HN Podcast Archive

Automation

Automate podcast archiving by detecting new HN episodes from RSS, downloading audio, transcribing locally with Whisper, and generating markdown archives with...

Install

openclaw skills install hn-podcast-archive

HN Podcast Archive

Set up or maintain a repeatable pipeline that:

  1. reads an RSS feed,
  2. detects new episodes,
  3. downloads audio,
  4. transcribes with local Whisper,
  5. writes a markdown archive per episode,
  6. updates index/state files.

Workflow

  1. Read references/layout.md to understand the expected archive layout and outputs.
  2. Use scripts/hn_podcast_archive.py as the primary implementation.
  3. Run python3 scripts/hn_podcast_archive.py --help to inspect options.
  4. For first-time setup, ensure required binaries and Python modules exist.
  5. For automation, schedule the script on a recurring cadence with a stable output directory.

Required runtime dependencies

The script expects:

  • ffmpeg in PATH
  • whisper in PATH
  • Python 3.10+
  • Python package feedparser

If any dependency is missing, surface a clear setup note instead of pretending the pipeline is ready to execute.

Recommended command

python3 skills/hn-podcast-archive/scripts/hn_podcast_archive.py \
  --feed-url "https://example.com/podcast.rss" \
  --output-dir ./data/hn-podcast-archive \
  --whisper-model turbo

Output expectations

For each ingested episode, create:

  • downloaded audio under audio/
  • transcript under transcripts/
  • markdown archive under episodes/

Keep these shared files current:

  • index.md
  • state.json
  • run-log.jsonl

Automation guidance

For automation, prefer a cron/standing-order style trigger that runs every few hours.

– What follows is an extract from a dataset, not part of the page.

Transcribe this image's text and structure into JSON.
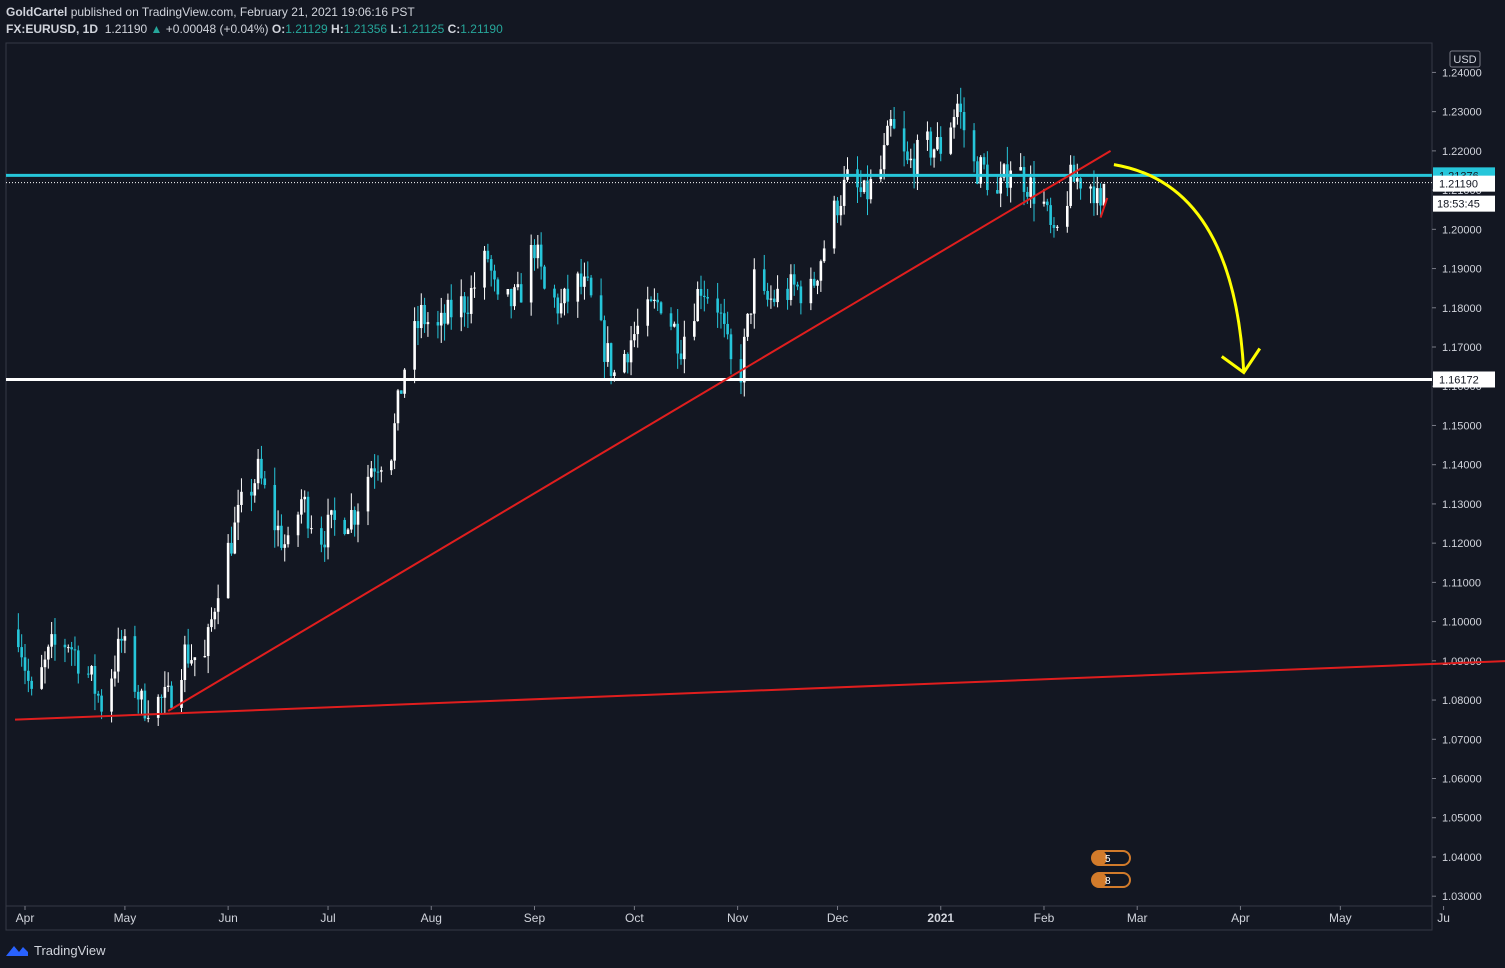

The script is idempotent at the episode level by tracking processed GUIDs/URLs in state.json.

Safe operating rules

  • Never overwrite unrelated archive content.
  • Skip already-processed episodes unless explicitly forced.
  • Preserve source metadata (title, published date, audio URL, guid).
  • If transcription fails after download, keep the audio and record the failure in the log/state.

Customization points

Useful flags:

  • --limit N to ingest only recent items during testing
  • --force to reprocess already-seen items
  • --dry-run to inspect actions without writing outputs
  • --whisper-model to trade speed vs accuracy

Packaging/publishing

Package the skill from its folder. Publish with ClawHub only after local validation passes and authentication is available.